Document Type

Book Chapter

Publication Date

2019

Source Publication

Research Handbook on Critical Legal Theory, edited by Emilios Christodoulidis, Ruth Dukes, & Marco Goldoni, forthcoming 2019, Edward Elgar Publishing

Abstract

Since its explosion late in the twentieth century, the field of intellectual property scholarship has been a vibrant site for critical legal theorizing. Indeed, it is arguable that US-based intellectual property scholarship effectively generated a resurgence or ‘second wave’ of Critical Legal Studies. Exploring critical engagement with the very idea of ‘intellectual property’ and its conceptual counterpart, the ‘public domain,’ this chapter suggests that a vast swath of copyright scholarship that has bloomed over the past few decades, as copyright has expanded in its reach and relevance, builds implicitly or explicitly on insights gleaned from legal realism, Critical Legal Studies, and their intellectual progeny—critical feminism and critical race theory.
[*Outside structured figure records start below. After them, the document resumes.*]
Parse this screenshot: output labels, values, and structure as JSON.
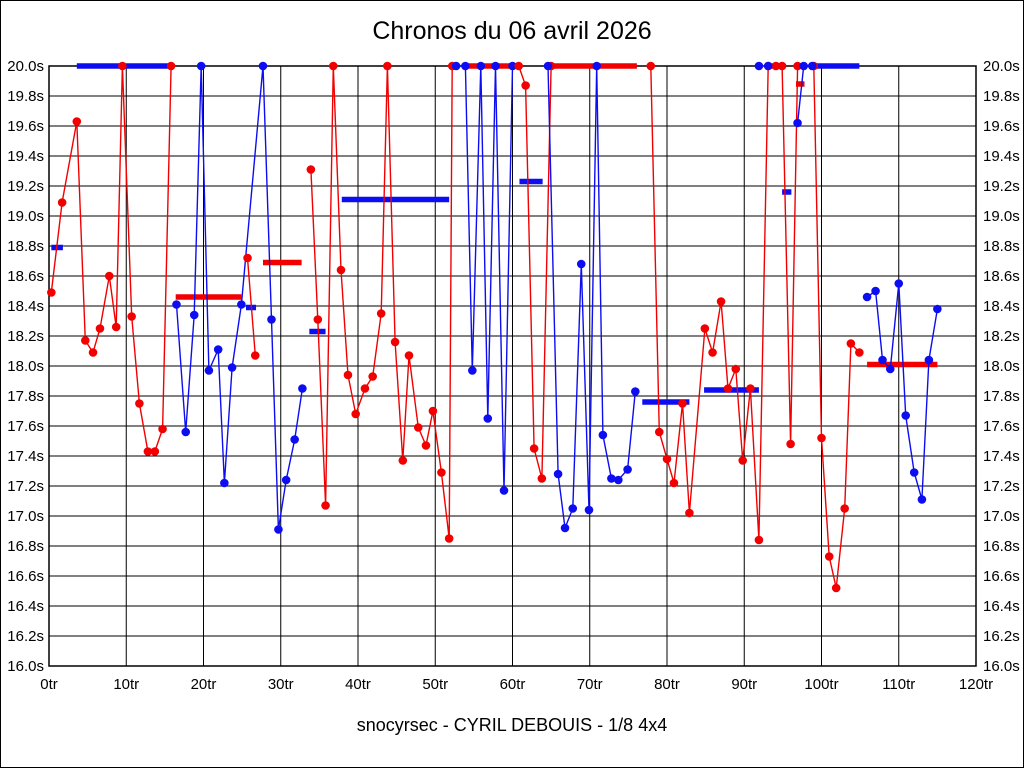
{
  "page": {
    "title": "Chronos du 06 avril 2026",
    "footer": "snocyrsec - CYRIL DEBOUIS - 1/8 4x4"
  },
  "chart_data": {
    "type": "line",
    "title": "Chronos du 06 avril 2026",
    "subtitle": "snocyrsec - CYRIL DEBOUIS - 1/8 4x4",
    "x_unit": "tr",
    "y_unit": "s",
    "xlim": [
      0,
      120
    ],
    "ylim": [
      16.0,
      20.0
    ],
    "grid": true,
    "legend": "none",
    "x_tick_labels": [
      "0tr",
      "10tr",
      "20tr",
      "30tr",
      "40tr",
      "50tr",
      "60tr",
      "70tr",
      "80tr",
      "90tr",
      "100tr",
      "110tr",
      "120tr"
    ],
    "y_tick_labels": [
      "20.0s",
      "19.8s",
      "19.6s",
      "19.4s",
      "19.2s",
      "19.0s",
      "18.8s",
      "18.6s",
      "18.4s",
      "18.2s",
      "18.0s",
      "17.8s",
      "17.6s",
      "17.4s",
      "17.2s",
      "17.0s",
      "16.8s",
      "16.6s",
      "16.4s",
      "16.2s",
      "16.0s"
    ],
    "colors": {
      "red": "#f20000",
      "blue": "#0d0df2"
    },
    "note_clipping": "lap times of 20.0s are clipped at the top axis",
    "sessions": [
      {
        "color": "red",
        "points": [
          [
            0.3,
            18.49
          ],
          [
            1.7,
            19.09
          ],
          [
            3.6,
            19.63
          ],
          [
            4.7,
            18.17
          ],
          [
            5.7,
            18.09
          ],
          [
            6.6,
            18.25
          ],
          [
            7.8,
            18.6
          ],
          [
            8.7,
            18.26
          ],
          [
            9.5,
            20.0
          ],
          [
            10.7,
            18.33
          ],
          [
            11.7,
            17.75
          ],
          [
            12.8,
            17.43
          ],
          [
            13.7,
            17.43
          ],
          [
            14.7,
            17.58
          ],
          [
            15.8,
            20.0
          ]
        ]
      },
      {
        "color": "blue",
        "points": [
          [
            16.5,
            18.41
          ],
          [
            17.7,
            17.56
          ],
          [
            18.8,
            18.34
          ],
          [
            19.7,
            20.0
          ],
          [
            20.7,
            17.97
          ],
          [
            21.9,
            18.11
          ],
          [
            22.7,
            17.22
          ],
          [
            23.7,
            17.99
          ],
          [
            24.9,
            18.41
          ],
          [
            27.7,
            20.0
          ],
          [
            28.8,
            18.31
          ],
          [
            29.7,
            16.91
          ],
          [
            30.7,
            17.24
          ],
          [
            31.8,
            17.51
          ],
          [
            32.8,
            17.85
          ]
        ]
      },
      {
        "color": "red",
        "points": [
          [
            25.7,
            18.72
          ],
          [
            26.7,
            18.07
          ]
        ]
      },
      {
        "color": "red",
        "points": [
          [
            33.9,
            19.31
          ],
          [
            34.8,
            18.31
          ],
          [
            35.8,
            17.07
          ],
          [
            36.8,
            20.0
          ],
          [
            37.8,
            18.64
          ],
          [
            38.7,
            17.94
          ],
          [
            39.7,
            17.68
          ],
          [
            40.9,
            17.85
          ],
          [
            41.9,
            17.93
          ],
          [
            43.0,
            18.35
          ],
          [
            43.8,
            20.0
          ],
          [
            44.8,
            18.16
          ],
          [
            45.8,
            17.37
          ],
          [
            46.6,
            18.07
          ],
          [
            47.8,
            17.59
          ],
          [
            48.8,
            17.47
          ],
          [
            49.7,
            17.7
          ],
          [
            50.8,
            17.29
          ],
          [
            51.8,
            16.85
          ],
          [
            52.2,
            20.0
          ]
        ]
      },
      {
        "color": "blue",
        "points": [
          [
            52.7,
            20.0
          ],
          [
            53.9,
            20.0
          ],
          [
            54.8,
            17.97
          ],
          [
            55.9,
            20.0
          ],
          [
            56.8,
            17.65
          ],
          [
            57.8,
            20.0
          ],
          [
            58.9,
            17.17
          ],
          [
            60.0,
            20.0
          ]
        ]
      },
      {
        "color": "red",
        "points": [
          [
            60.8,
            20.0
          ],
          [
            61.7,
            19.87
          ],
          [
            62.8,
            17.45
          ],
          [
            63.8,
            17.25
          ],
          [
            65.0,
            20.0
          ]
        ]
      },
      {
        "color": "blue",
        "points": [
          [
            64.6,
            20.0
          ],
          [
            65.9,
            17.28
          ],
          [
            66.8,
            16.92
          ],
          [
            67.8,
            17.05
          ],
          [
            68.9,
            18.68
          ],
          [
            69.9,
            17.04
          ],
          [
            70.9,
            20.0
          ],
          [
            71.7,
            17.54
          ],
          [
            72.8,
            17.25
          ],
          [
            73.7,
            17.24
          ],
          [
            74.9,
            17.31
          ],
          [
            75.9,
            17.83
          ]
        ]
      },
      {
        "color": "red",
        "points": [
          [
            77.9,
            20.0
          ],
          [
            79.0,
            17.56
          ],
          [
            80.0,
            17.38
          ],
          [
            80.9,
            17.22
          ],
          [
            82.0,
            17.75
          ],
          [
            82.9,
            17.02
          ],
          [
            84.9,
            18.25
          ],
          [
            85.9,
            18.09
          ],
          [
            87.0,
            18.43
          ],
          [
            87.9,
            17.85
          ],
          [
            88.9,
            17.98
          ],
          [
            89.8,
            17.37
          ],
          [
            90.8,
            17.85
          ],
          [
            91.9,
            16.84
          ],
          [
            93.1,
            20.0
          ],
          [
            94.1,
            20.0
          ],
          [
            94.9,
            20.0
          ],
          [
            96.0,
            17.48
          ],
          [
            96.9,
            20.0
          ],
          [
            99.0,
            20.0
          ],
          [
            100.0,
            17.52
          ],
          [
            101.0,
            16.73
          ],
          [
            101.9,
            16.52
          ],
          [
            103.0,
            17.05
          ],
          [
            103.8,
            18.15
          ],
          [
            104.9,
            18.09
          ]
        ]
      },
      {
        "color": "blue",
        "points": [
          [
            91.9,
            20.0
          ],
          [
            93.1,
            20.0
          ]
        ]
      },
      {
        "color": "blue",
        "points": [
          [
            96.9,
            19.62
          ],
          [
            97.7,
            20.0
          ],
          [
            98.8,
            20.0
          ]
        ]
      },
      {
        "color": "blue",
        "points": [
          [
            105.9,
            18.46
          ],
          [
            107.0,
            18.5
          ],
          [
            107.9,
            18.04
          ],
          [
            108.9,
            17.98
          ],
          [
            110.0,
            18.55
          ],
          [
            110.9,
            17.67
          ],
          [
            112.0,
            17.29
          ],
          [
            113.0,
            17.11
          ],
          [
            113.9,
            18.04
          ],
          [
            115.0,
            18.38
          ]
        ]
      }
    ],
    "average_bars": [
      {
        "color": "blue",
        "x1": 0.3,
        "x2": 1.8,
        "y": 18.79
      },
      {
        "color": "blue",
        "x1": 3.6,
        "x2": 15.8,
        "y": 20.0
      },
      {
        "color": "red",
        "x1": 16.4,
        "x2": 24.9,
        "y": 18.46
      },
      {
        "color": "blue",
        "x1": 25.5,
        "x2": 26.8,
        "y": 18.39
      },
      {
        "color": "red",
        "x1": 27.7,
        "x2": 32.7,
        "y": 18.69
      },
      {
        "color": "blue",
        "x1": 33.7,
        "x2": 35.8,
        "y": 18.23
      },
      {
        "color": "blue",
        "x1": 37.9,
        "x2": 51.8,
        "y": 19.11
      },
      {
        "color": "red",
        "x1": 53.9,
        "x2": 60.5,
        "y": 20.0
      },
      {
        "color": "blue",
        "x1": 60.9,
        "x2": 63.9,
        "y": 19.23
      },
      {
        "color": "red",
        "x1": 65.0,
        "x2": 76.1,
        "y": 20.0
      },
      {
        "color": "blue",
        "x1": 76.8,
        "x2": 82.9,
        "y": 17.76
      },
      {
        "color": "blue",
        "x1": 84.8,
        "x2": 91.9,
        "y": 17.84
      },
      {
        "color": "red",
        "x1": 93.1,
        "x2": 94.1,
        "y": 20.0
      },
      {
        "color": "blue",
        "x1": 94.9,
        "x2": 96.1,
        "y": 19.16
      },
      {
        "color": "red",
        "x1": 96.7,
        "x2": 97.8,
        "y": 19.88
      },
      {
        "color": "blue",
        "x1": 98.8,
        "x2": 104.9,
        "y": 20.0
      },
      {
        "color": "red",
        "x1": 105.9,
        "x2": 115.0,
        "y": 18.01
      }
    ]
  }
}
Moreover, it is argued, these critical approaches to copyright law offer the most challenging and promising route by which to understand, dissect and reshape modern intellectual property structures (and so to resist their seemingly irrepressible growth).

Comments

This is a draft chapter. The final version will be available in Research Handbook on Critical Legal Theory, edited by Emilios Christodoulidis, Ruth Dukes, & Marco Goldoni, forthcoming 2019, Edward Elgar Publishing.